Azra, adamın şirketini kabul etmek istemiyor oluşunu belli etmeden sakin sakin son cümlesine kadar dinledi. Sonra da gülümseyerek yanıtladı bu yakışıklı genç adamı. 

“İş konuşmaya başlamadan önce taşıdığınız mesajın yanıtını vereyim. Ben aptal değilim. Başıma gelenlerden sonra daha neler olabileceğini bilecek kadar zekaya sahibim. O zaman da niyetimin olmadığı şeyleri şimdi denemeye bile kalkmam. Haksız yere yaşadıklarımı unutmadım. Hatamın en büyüğü benim böyle bir şey yapmayacağımı bileceğini sanmaktı. Tecrübesiz bir safın romantik düşünceleri... Bir daha yaşamak istemeyeceğim şeyleri anımsatması bile canımı acıtıyor. Teoman Beye üzgün ve kızgın olduğumu ama artık asla o saf kız olmadığımı iletmeyi de unutmayın. Şimdi o elinizdeki üç beş sayfalık bilgide neler olduğuna bakalım. Sonra şirketinizin gerçek dosyalarını da ulaştırırsınız." 

Bu söyledikleri ile yeni bir savaş mı başlatmıştı, yoksa ateşkes mi ilan etmişti zaman gösterecekti. Şu an tek bildiği ellerine hâkim olsa da bacaklarının titrediği ve bu masum gözüken adamın onu korkuttuğu idi. Sonraki yarım saati çay içerken evraklar ve şirket kapasitesi üstünde konuşarak geçirdiler. Elbette çoğu bilgi şirketin muhasebecilerinde ve çalıştığı büroda idi ama adam da iş için gerçekten yardımcı olmaya çalışıyordu. Orhan Beyden fiyatlandırma konusunda daha önce bilgi aldığı için çalışma şartlarını iletti. Ne fiyat verirse versin kabul edileceğini anladığı için biraz yüksek rakam konuşmaktan da keyif aldı.  

Onlar konuştukça adamın tavrı değişmiş, gerçekten yeni bir müşteri gibi iş konularında detaylara girmişlerdi. Azra, adamın böyle bir mesaj iletmekten rahatsız olduğunu anlamıştı. Büyük ihtimalle Teoman’a borçluydu ve o ne isterse yapmak zorundaydı.  

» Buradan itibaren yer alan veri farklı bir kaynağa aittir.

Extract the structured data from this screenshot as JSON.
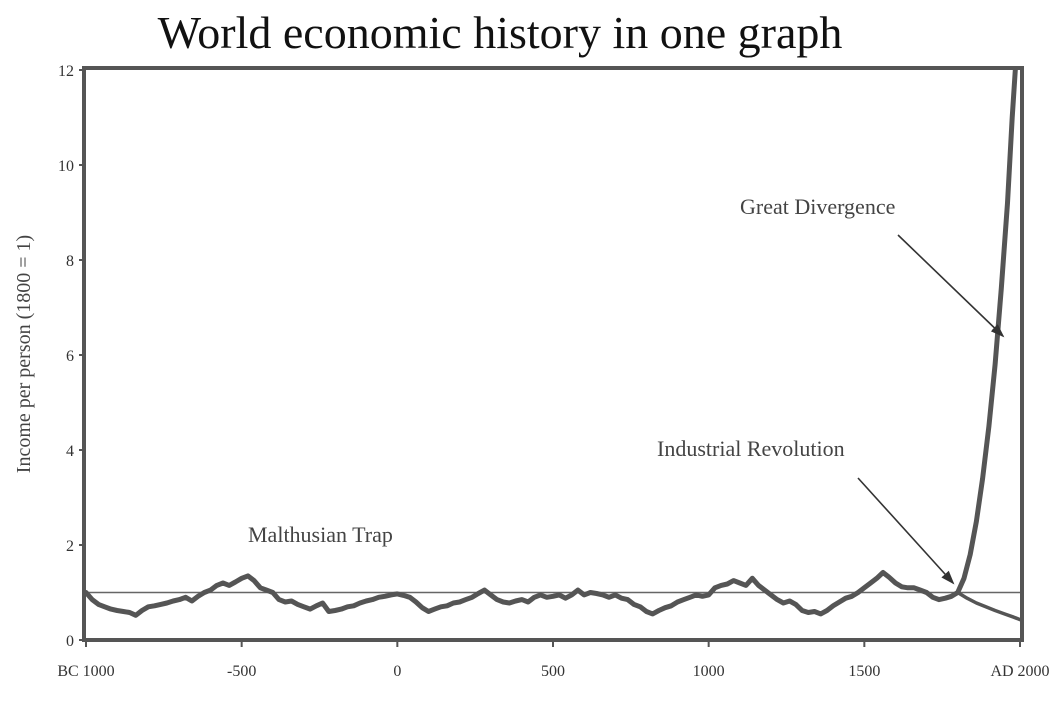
{
  "chart_data": {
    "type": "line",
    "title": "World economic history in one graph",
    "ylabel": "Income per person (1800 = 1)",
    "xlabel": "",
    "xlim": [
      -1000,
      2000
    ],
    "ylim": [
      0,
      12
    ],
    "x_ticks": [
      {
        "value": -1000,
        "label": "BC 1000"
      },
      {
        "value": -500,
        "label": "-500"
      },
      {
        "value": 0,
        "label": "0"
      },
      {
        "value": 500,
        "label": "500"
      },
      {
        "value": 1000,
        "label": "1000"
      },
      {
        "value": 1500,
        "label": "1500"
      },
      {
        "value": 2000,
        "label": "AD 2000"
      }
    ],
    "y_ticks": [
      {
        "value": 0,
        "label": "0"
      },
      {
        "value": 2,
        "label": "2"
      },
      {
        "value": 4,
        "label": "4"
      },
      {
        "value": 6,
        "label": "6"
      },
      {
        "value": 8,
        "label": "8"
      },
      {
        "value": 10,
        "label": "10"
      },
      {
        "value": 12,
        "label": "12"
      }
    ],
    "reference_line_y": 1,
    "series": [
      {
        "points": [
          [
            -1000,
            1.0
          ],
          [
            -980,
            0.85
          ],
          [
            -960,
            0.75
          ],
          [
            -940,
            0.7
          ],
          [
            -920,
            0.65
          ],
          [
            -900,
            0.62
          ],
          [
            -880,
            0.6
          ],
          [
            -860,
            0.58
          ],
          [
            -840,
            0.52
          ],
          [
            -820,
            0.62
          ],
          [
            -800,
            0.7
          ],
          [
            -780,
            0.72
          ],
          [
            -760,
            0.75
          ],
          [
            -740,
            0.78
          ],
          [
            -720,
            0.82
          ],
          [
            -700,
            0.85
          ],
          [
            -680,
            0.9
          ],
          [
            -660,
            0.82
          ],
          [
            -640,
            0.92
          ],
          [
            -620,
            1.0
          ],
          [
            -600,
            1.05
          ],
          [
            -580,
            1.15
          ],
          [
            -560,
            1.2
          ],
          [
            -540,
            1.15
          ],
          [
            -520,
            1.22
          ],
          [
            -500,
            1.3
          ],
          [
            -480,
            1.35
          ],
          [
            -460,
            1.25
          ],
          [
            -440,
            1.1
          ],
          [
            -420,
            1.05
          ],
          [
            -400,
            1.0
          ],
          [
            -380,
            0.85
          ],
          [
            -360,
            0.8
          ],
          [
            -340,
            0.82
          ],
          [
            -320,
            0.75
          ],
          [
            -300,
            0.7
          ],
          [
            -280,
            0.65
          ],
          [
            -260,
            0.72
          ],
          [
            -240,
            0.78
          ],
          [
            -220,
            0.6
          ],
          [
            -200,
            0.62
          ],
          [
            -180,
            0.65
          ],
          [
            -160,
            0.7
          ],
          [
            -140,
            0.72
          ],
          [
            -120,
            0.78
          ],
          [
            -100,
            0.82
          ],
          [
            -80,
            0.85
          ],
          [
            -60,
            0.9
          ],
          [
            -40,
            0.92
          ],
          [
            -20,
            0.95
          ],
          [
            0,
            0.97
          ],
          [
            20,
            0.94
          ],
          [
            40,
            0.9
          ],
          [
            60,
            0.8
          ],
          [
            80,
            0.68
          ],
          [
            100,
            0.6
          ],
          [
            120,
            0.65
          ],
          [
            140,
            0.7
          ],
          [
            160,
            0.72
          ],
          [
            180,
            0.78
          ],
          [
            200,
            0.8
          ],
          [
            220,
            0.85
          ],
          [
            240,
            0.9
          ],
          [
            260,
            0.98
          ],
          [
            280,
            1.05
          ],
          [
            300,
            0.95
          ],
          [
            320,
            0.85
          ],
          [
            340,
            0.8
          ],
          [
            360,
            0.78
          ],
          [
            380,
            0.82
          ],
          [
            400,
            0.85
          ],
          [
            420,
            0.8
          ],
          [
            440,
            0.9
          ],
          [
            460,
            0.95
          ],
          [
            480,
            0.9
          ],
          [
            500,
            0.92
          ],
          [
            520,
            0.95
          ],
          [
            540,
            0.88
          ],
          [
            560,
            0.95
          ],
          [
            580,
            1.05
          ],
          [
            600,
            0.95
          ],
          [
            620,
            1.0
          ],
          [
            640,
            0.98
          ],
          [
            660,
            0.95
          ],
          [
            680,
            0.9
          ],
          [
            700,
            0.95
          ],
          [
            720,
            0.88
          ],
          [
            740,
            0.85
          ],
          [
            760,
            0.75
          ],
          [
            780,
            0.7
          ],
          [
            800,
            0.6
          ],
          [
            820,
            0.55
          ],
          [
            840,
            0.62
          ],
          [
            860,
            0.68
          ],
          [
            880,
            0.72
          ],
          [
            900,
            0.8
          ],
          [
            920,
            0.85
          ],
          [
            940,
            0.9
          ],
          [
            960,
            0.95
          ],
          [
            980,
            0.92
          ],
          [
            1000,
            0.95
          ],
          [
            1020,
            1.1
          ],
          [
            1040,
            1.15
          ],
          [
            1060,
            1.18
          ],
          [
            1080,
            1.25
          ],
          [
            1100,
            1.2
          ],
          [
            1120,
            1.15
          ],
          [
            1140,
            1.3
          ],
          [
            1160,
            1.15
          ],
          [
            1180,
            1.05
          ],
          [
            1200,
            0.95
          ],
          [
            1220,
            0.85
          ],
          [
            1240,
            0.78
          ],
          [
            1260,
            0.82
          ],
          [
            1280,
            0.75
          ],
          [
            1300,
            0.62
          ],
          [
            1320,
            0.58
          ],
          [
            1340,
            0.6
          ],
          [
            1360,
            0.55
          ],
          [
            1380,
            0.62
          ],
          [
            1400,
            0.72
          ],
          [
            1420,
            0.8
          ],
          [
            1440,
            0.88
          ],
          [
            1460,
            0.92
          ],
          [
            1480,
            1.0
          ],
          [
            1500,
            1.1
          ],
          [
            1520,
            1.2
          ],
          [
            1540,
            1.3
          ],
          [
            1560,
            1.42
          ],
          [
            1580,
            1.32
          ],
          [
            1600,
            1.2
          ],
          [
            1620,
            1.12
          ],
          [
            1640,
            1.1
          ],
          [
            1660,
            1.1
          ],
          [
            1680,
            1.05
          ],
          [
            1700,
            1.0
          ],
          [
            1720,
            0.9
          ],
          [
            1740,
            0.85
          ],
          [
            1760,
            0.88
          ],
          [
            1780,
            0.92
          ],
          [
            1800,
            1.0
          ],
          [
            1820,
            1.3
          ],
          [
            1840,
            1.8
          ],
          [
            1860,
            2.5
          ],
          [
            1880,
            3.4
          ],
          [
            1900,
            4.5
          ],
          [
            1920,
            5.8
          ],
          [
            1940,
            7.4
          ],
          [
            1960,
            9.2
          ],
          [
            1975,
            11.0
          ],
          [
            1985,
            12.0
          ]
        ]
      },
      {
        "points": [
          [
            1800,
            1.0
          ],
          [
            1830,
            0.88
          ],
          [
            1860,
            0.78
          ],
          [
            1890,
            0.7
          ],
          [
            1920,
            0.62
          ],
          [
            1950,
            0.55
          ],
          [
            1980,
            0.48
          ],
          [
            2000,
            0.43
          ]
        ]
      }
    ],
    "annotations": [
      {
        "text": "Great Divergence",
        "target": [
          1945,
          6.4
        ]
      },
      {
        "text": "Industrial Revolution",
        "target": [
          1785,
          1.2
        ]
      },
      {
        "text": "Malthusian Trap"
      }
    ],
    "grid": false,
    "legend": "none"
  }
}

Yılmaz Yerçeken gittikten sonra soluğu Orhan beyin yanında aldı. Ona gerçekleri olduğu gibi anlattığı için bu müşterinin gelişini ve devamının geleceğini, korkulacak bir şey olmadığını ve uygulayacağı fiyatı söyledi. Orhan Bey dinledikten sonra sakince konuştu. "Sen korkmuyorsan benim için hava hoş. Bize pisliklerini bulaştırmasınlar yeter." 

"Eminim ki bana piyasanın en dürüstlerini yollayacak. Bu bir nevi restleşme. Ben işimi yapacağım. Tüm gelen müşterilere ben bakacağım. Böylece kimsenin hata yapmasına ya da tehlikeyle karşılaşmasına meydan vermeyeceğim." 

"Tamam, anlaştık. Çok sıkışırsan yardım al ama sorumluluk hep sende olsun." Orhan bey bir süre sustuktan sonra, “Fiyatlama çok iyi olmuş. Maaşına zam bile alabilirsin.” 

“Teşekkür ederim. Bakalım daha kimler gelecek. Sizi de tehlikeye atmak istemiyorum ama bir sorun bulursam gerekeni yapacağımı bilin.” 

“Biliyorum. Sana güveniyorum.” 

“Teşekkür ederim.” 

Odadan çıktıktan sonra Çınar'ı aramayı düşündü. Sonra akşam otelde olacağını, oradan arayıp rahatça görüşebileceklerini hatırlayıp vazgeçti. Zaten acil olan bir olay değildi bu. Tek iyi tarafı peşine taktığı adamlardan sonra yine harekete geçenin Teoman olmasıydı. 

***** 

Semahat Ablayı arayıp yiyecek bir şeyler getireceğini, gece de orada kalacağını söylemişti. Yaşlı kadının dinleneceği vakti yaratmak hoşuna gidiyordu. Yine eli kolu dolu girdi kapıdan. Semahat abla, yerinden kalkıp sarıldı genç kadına.  

"Özledim seni. Ama bak her seferinde yemekleri alıp geliyorsun, benim yaptıklarımı beğenmiyorsun diye düşünmeye başlıyorum." 

"Sen şunları al da ben taksiden diğer kutuyu alayım." 

"Daha ne aldın?"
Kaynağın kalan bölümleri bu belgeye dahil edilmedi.